Growing up here, Daniel said, taught her to persevere.
“I think to live in Memphis, you have to have a lot of tenacity, resilience and a thick skin, as well, because Memphians are incredibly honest, at least in the community I grew up in.”
She saw her father start numerous ventures, including a Hallmark store, insurance sales and ultimately, a ministry.
“So, to me, seeing people start something was very normal. But, trust me, I have moments when I think, ‘What in the world am I doing? I shouldn’t be doing this. I am not the one,’” Daniel said. “I consider myself an outsider still, in the fashion industry, because fashion is all about who you know, who you are connected to.”
In 2020, Daniel launched ICON 360, the nonprofit side of her business, to help designers struggling in the pandemic.
The Council of Fashion Designers of America and Vogue gave $1 million, followed months later by a $500,000 gift from GAP Inc.
“Our nonprofit does two things. It offers funding and resources to designers of color and to fashion departments at HBCUs (Historically Black Colleges and Universities),” she said.

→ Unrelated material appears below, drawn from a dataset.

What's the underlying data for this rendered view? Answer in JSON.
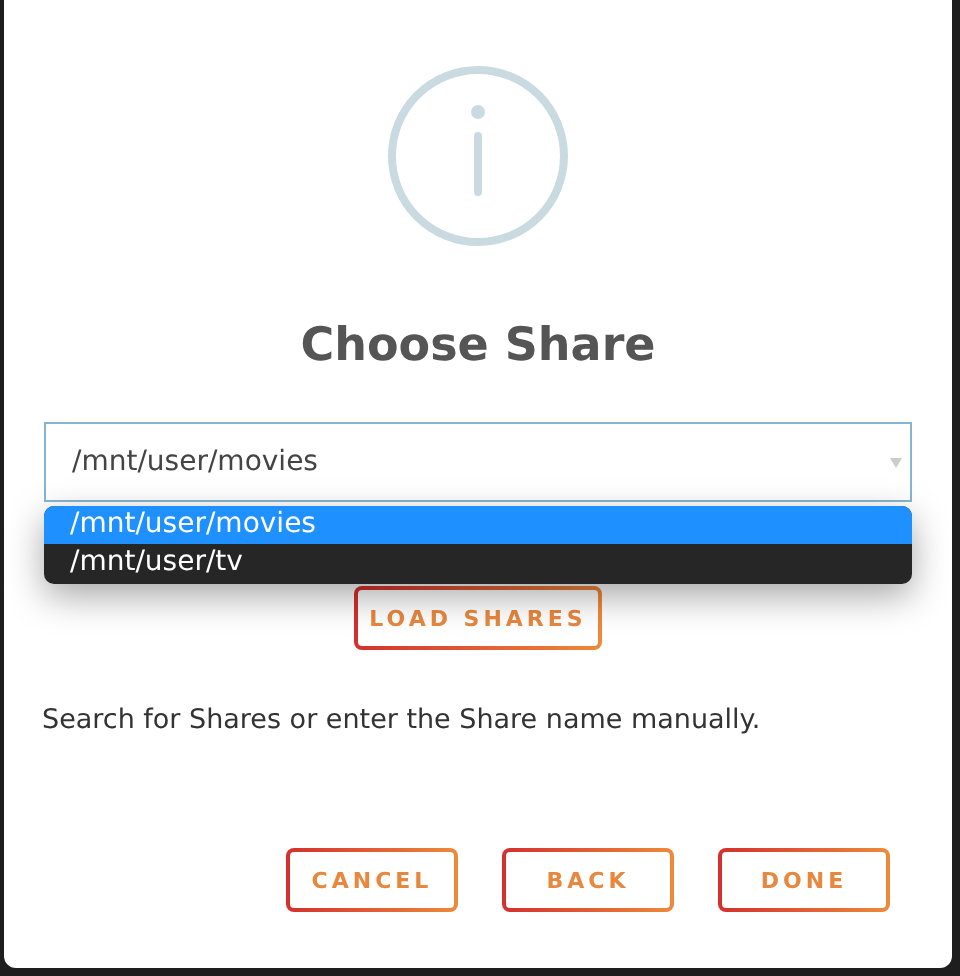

Sergio Hudson, who designed the ensemble Michelle Obama wore to President Joe Biden’s inauguration in 2021, received $100,000, which he used to revamp his website, Daniel said.
“Without that money, he doesn’t think his website would have been able to handle all that traffic he got from the inaugural. That’s something we’re really proud of,” she said.
Tickets for HFR’s fashion show at Nike were $99. They sold out more than a week ago. Attendees are asked to wear Nikes and clothing by designers of color.